Closed sourabhaggrawal closed 1 year ago
All nodes started throwing below WARN for different streams after restarting all node one after another.
Wrong index, ae is &{leader:8uhmr4oG term:121 commit:42723 pterm:121 pindex:42888 entries: 1}, index stored was 44229, n.pindex is 42888
Does your stream have AllowDirect set to True?
Yes @derekcollison all streams were created with allow direct true
For stream_360 I would do a nats stream cluster step-down stream_360
and see if that resolves.
If it does not, you could scale that stream down to 1 and back up to 3.
nats s update stream_360 --replicas 1 -f
and then..
nats s update stream_360 --replicas 3 -f
If you want to review operation before executing remove the -f
Hi @derekcollison
I could try this but I was getting this error for many streams.
Now I changed the cluster node type from m5.4xlarge to c5.4xlarge to run the same setup and I don't see this issue there. Restarted 2-3 times in middle of the load and cluster came back to healthy, there were some logs of stream quorum lost but they recovered soon, I noticed one issue related to "nats server report jetstream " command which I have raised here . This worked for me now, I will try your steps also on m5.4xlarge instance again.
I wonder if you were saturating the network? Do you monitor the network between nats-servers?
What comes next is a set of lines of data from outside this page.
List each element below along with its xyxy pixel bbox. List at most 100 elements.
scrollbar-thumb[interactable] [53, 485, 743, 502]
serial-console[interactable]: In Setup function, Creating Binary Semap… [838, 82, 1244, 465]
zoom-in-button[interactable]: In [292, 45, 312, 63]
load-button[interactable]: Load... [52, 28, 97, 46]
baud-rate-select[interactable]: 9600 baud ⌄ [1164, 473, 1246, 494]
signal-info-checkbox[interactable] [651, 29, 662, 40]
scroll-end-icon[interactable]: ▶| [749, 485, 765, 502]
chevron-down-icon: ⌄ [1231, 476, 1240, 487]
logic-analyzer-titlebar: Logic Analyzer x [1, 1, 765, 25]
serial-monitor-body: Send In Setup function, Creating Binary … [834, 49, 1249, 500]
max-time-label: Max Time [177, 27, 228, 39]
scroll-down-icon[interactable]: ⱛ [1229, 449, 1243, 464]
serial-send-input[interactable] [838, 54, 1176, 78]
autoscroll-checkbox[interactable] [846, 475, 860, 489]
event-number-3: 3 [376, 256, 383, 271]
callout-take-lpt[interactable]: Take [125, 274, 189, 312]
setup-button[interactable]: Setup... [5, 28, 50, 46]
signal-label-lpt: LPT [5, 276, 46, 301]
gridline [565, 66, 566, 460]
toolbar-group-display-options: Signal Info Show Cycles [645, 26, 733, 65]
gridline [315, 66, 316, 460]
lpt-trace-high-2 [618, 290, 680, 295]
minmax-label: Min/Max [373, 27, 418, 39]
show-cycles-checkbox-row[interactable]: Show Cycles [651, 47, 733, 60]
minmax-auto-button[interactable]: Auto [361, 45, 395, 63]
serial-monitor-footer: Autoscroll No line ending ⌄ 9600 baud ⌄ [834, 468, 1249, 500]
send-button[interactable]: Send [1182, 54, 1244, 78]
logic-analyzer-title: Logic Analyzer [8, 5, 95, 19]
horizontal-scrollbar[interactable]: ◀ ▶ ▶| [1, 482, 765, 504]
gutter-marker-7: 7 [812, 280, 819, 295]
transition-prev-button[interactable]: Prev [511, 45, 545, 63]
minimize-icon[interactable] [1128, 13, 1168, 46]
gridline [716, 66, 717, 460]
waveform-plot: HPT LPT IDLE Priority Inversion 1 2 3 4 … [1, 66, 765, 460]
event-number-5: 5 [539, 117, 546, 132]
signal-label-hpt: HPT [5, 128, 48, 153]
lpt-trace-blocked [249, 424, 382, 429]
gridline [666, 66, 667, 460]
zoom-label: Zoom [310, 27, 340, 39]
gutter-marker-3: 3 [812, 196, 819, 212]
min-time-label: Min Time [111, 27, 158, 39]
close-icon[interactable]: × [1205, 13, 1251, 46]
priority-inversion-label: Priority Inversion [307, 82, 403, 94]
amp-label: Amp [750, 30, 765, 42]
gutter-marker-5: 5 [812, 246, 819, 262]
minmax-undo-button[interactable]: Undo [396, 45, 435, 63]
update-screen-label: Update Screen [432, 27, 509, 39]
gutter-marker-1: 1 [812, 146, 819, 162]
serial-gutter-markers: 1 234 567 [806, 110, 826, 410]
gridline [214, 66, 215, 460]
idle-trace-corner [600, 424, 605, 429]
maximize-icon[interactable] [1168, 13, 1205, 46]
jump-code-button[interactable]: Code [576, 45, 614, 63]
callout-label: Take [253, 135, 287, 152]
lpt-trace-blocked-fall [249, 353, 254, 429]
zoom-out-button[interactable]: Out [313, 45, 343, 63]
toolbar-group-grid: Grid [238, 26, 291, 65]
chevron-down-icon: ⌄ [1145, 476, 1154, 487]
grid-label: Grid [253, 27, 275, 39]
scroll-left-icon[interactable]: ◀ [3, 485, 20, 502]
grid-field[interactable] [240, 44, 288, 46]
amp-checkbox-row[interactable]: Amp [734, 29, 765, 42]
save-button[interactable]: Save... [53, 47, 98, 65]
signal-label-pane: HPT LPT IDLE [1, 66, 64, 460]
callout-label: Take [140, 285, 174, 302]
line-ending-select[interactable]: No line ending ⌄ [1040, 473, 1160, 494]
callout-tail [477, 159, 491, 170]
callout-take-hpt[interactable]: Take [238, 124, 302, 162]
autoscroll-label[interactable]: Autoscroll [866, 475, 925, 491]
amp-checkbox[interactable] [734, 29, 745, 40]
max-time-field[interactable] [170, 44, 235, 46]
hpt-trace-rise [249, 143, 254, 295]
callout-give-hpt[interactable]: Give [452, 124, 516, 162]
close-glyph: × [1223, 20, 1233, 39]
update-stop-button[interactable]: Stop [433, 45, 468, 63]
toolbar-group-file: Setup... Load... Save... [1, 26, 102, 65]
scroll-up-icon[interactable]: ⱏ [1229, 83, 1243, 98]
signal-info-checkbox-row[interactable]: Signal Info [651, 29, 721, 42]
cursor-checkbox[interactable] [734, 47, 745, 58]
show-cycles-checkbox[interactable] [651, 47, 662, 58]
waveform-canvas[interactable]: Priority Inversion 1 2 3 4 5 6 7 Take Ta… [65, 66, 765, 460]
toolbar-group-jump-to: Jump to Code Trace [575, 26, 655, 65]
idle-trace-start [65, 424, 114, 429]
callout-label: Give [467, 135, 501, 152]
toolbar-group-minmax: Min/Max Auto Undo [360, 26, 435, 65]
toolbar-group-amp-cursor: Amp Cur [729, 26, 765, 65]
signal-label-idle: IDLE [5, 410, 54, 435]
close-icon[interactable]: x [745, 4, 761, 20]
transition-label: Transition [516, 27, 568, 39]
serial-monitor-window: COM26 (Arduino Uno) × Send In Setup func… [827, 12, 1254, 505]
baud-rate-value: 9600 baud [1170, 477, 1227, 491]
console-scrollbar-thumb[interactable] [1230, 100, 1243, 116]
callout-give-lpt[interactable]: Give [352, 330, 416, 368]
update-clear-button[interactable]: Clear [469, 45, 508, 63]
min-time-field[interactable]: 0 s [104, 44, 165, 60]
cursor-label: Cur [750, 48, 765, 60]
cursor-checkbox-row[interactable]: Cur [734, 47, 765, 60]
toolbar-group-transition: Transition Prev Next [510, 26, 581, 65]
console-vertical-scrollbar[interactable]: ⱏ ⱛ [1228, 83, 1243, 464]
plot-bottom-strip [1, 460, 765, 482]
m5.4xlarge and c5.4xlarge node is supporting upto 10Gbit/s as per AWS documentation. I am exploring the ways to figure out network congestion, but from iftop command on all nodes I could see transfer and receive rate was around 150Mbps for both, 300Mb in total. It does not look like a network congestion I guess. But this result is from c5.4xlarge machine. I can give another try on m5.4xlarge machine and share the result.
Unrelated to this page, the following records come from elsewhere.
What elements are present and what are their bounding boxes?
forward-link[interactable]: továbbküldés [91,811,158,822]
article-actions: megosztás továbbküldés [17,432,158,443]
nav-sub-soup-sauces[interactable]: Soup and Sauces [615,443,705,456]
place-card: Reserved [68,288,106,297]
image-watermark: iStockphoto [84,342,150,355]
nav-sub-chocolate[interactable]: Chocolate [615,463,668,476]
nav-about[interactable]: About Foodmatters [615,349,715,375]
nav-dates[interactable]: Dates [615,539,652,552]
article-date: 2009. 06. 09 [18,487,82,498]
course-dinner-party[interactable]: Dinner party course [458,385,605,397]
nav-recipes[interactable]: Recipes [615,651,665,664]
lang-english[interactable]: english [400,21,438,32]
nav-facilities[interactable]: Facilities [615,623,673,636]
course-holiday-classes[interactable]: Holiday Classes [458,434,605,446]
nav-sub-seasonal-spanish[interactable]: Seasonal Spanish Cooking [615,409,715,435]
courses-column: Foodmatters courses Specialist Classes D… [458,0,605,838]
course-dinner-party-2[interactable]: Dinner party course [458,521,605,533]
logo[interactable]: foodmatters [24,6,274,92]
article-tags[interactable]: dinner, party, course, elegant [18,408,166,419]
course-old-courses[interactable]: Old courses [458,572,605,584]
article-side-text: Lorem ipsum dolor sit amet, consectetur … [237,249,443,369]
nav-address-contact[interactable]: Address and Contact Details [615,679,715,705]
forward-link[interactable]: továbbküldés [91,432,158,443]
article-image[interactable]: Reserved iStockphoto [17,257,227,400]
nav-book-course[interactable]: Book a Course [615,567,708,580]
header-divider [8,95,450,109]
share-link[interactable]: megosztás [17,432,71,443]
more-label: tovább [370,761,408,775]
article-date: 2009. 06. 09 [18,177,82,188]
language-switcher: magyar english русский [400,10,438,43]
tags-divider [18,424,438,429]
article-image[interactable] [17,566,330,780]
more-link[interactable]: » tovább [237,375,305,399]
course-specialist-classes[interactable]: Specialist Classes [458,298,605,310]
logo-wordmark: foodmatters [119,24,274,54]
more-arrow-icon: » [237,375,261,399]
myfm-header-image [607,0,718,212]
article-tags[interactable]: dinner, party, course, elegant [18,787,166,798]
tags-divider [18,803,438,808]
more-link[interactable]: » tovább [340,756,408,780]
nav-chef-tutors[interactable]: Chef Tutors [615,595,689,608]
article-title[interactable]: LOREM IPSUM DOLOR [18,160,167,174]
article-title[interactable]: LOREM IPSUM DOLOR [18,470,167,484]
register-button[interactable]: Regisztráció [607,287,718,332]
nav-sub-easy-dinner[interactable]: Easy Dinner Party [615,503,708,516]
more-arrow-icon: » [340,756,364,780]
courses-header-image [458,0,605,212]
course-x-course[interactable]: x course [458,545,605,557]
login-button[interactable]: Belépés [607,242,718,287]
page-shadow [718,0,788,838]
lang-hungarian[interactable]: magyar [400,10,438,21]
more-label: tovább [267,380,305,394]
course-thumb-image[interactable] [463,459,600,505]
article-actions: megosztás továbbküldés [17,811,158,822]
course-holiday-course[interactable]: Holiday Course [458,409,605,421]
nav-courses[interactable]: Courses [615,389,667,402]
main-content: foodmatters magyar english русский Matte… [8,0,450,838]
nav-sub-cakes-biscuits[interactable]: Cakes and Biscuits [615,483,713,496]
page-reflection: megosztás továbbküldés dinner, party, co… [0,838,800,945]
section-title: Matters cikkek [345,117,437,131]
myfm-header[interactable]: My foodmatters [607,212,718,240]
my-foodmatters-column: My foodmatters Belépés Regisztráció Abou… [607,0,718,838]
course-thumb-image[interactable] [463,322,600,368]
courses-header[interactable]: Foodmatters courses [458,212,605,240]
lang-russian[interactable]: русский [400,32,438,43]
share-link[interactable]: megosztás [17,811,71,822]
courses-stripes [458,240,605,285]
"up to" is mostly a lie, see https://twitter.com/dvassallo/status/1120171727399448576?lang=en and https://cloudonaut.io/ec2-network-performance-cheat-sheet/
Any updates here? Any data on network throughput and utilization while this was being experienced? Is issue still happening?
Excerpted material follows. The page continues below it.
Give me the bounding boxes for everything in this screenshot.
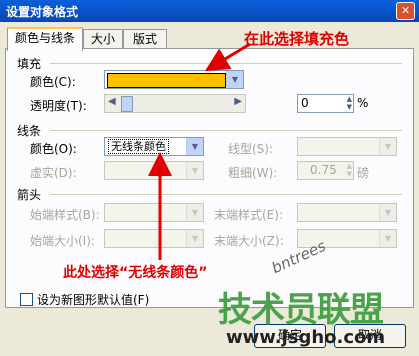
watermark-url: www.jsgho.com: [226, 327, 386, 348]
watermark-logo: 技术员联盟: [218, 290, 384, 330]
tab-colors-lines[interactable]: 颜色与线条: [7, 27, 83, 51]
fill-pointer-arrow: [204, 42, 251, 72]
Hi @derekcollison did not get a chance to run this again. It does not occur on c5.4xlarge machine but soon gonna try this again on m5.4xlarge machine on which the issue was noticed.
I would recommend m5n.8xlarge..
Going to close this but feel free to re-open if needed.
Defect
Make sure that these boxes are checked before submitting your issue -- thank you!
nats-server -DV
outputVersions of
nats-server
and affected client libraries used:2.9.6
OS/Container environment:
Ubuntu 20.04.4
Steps or code to reproduce the issue:
Our Performance Test cluster is 5 node cluster on aws m5.4xlarge machine, with jetstream max memory configured as 60GB.
We are creating 500 R3 file streams with wildcards, and publishing to unique 320K subjects in parallel. We are consuming messages by calling the GetMsg of jetstream. After a while we started getting the error.
Also after restarting the same node again quorum for most stream got lost and cluster leader was repeatedly getting re-elected.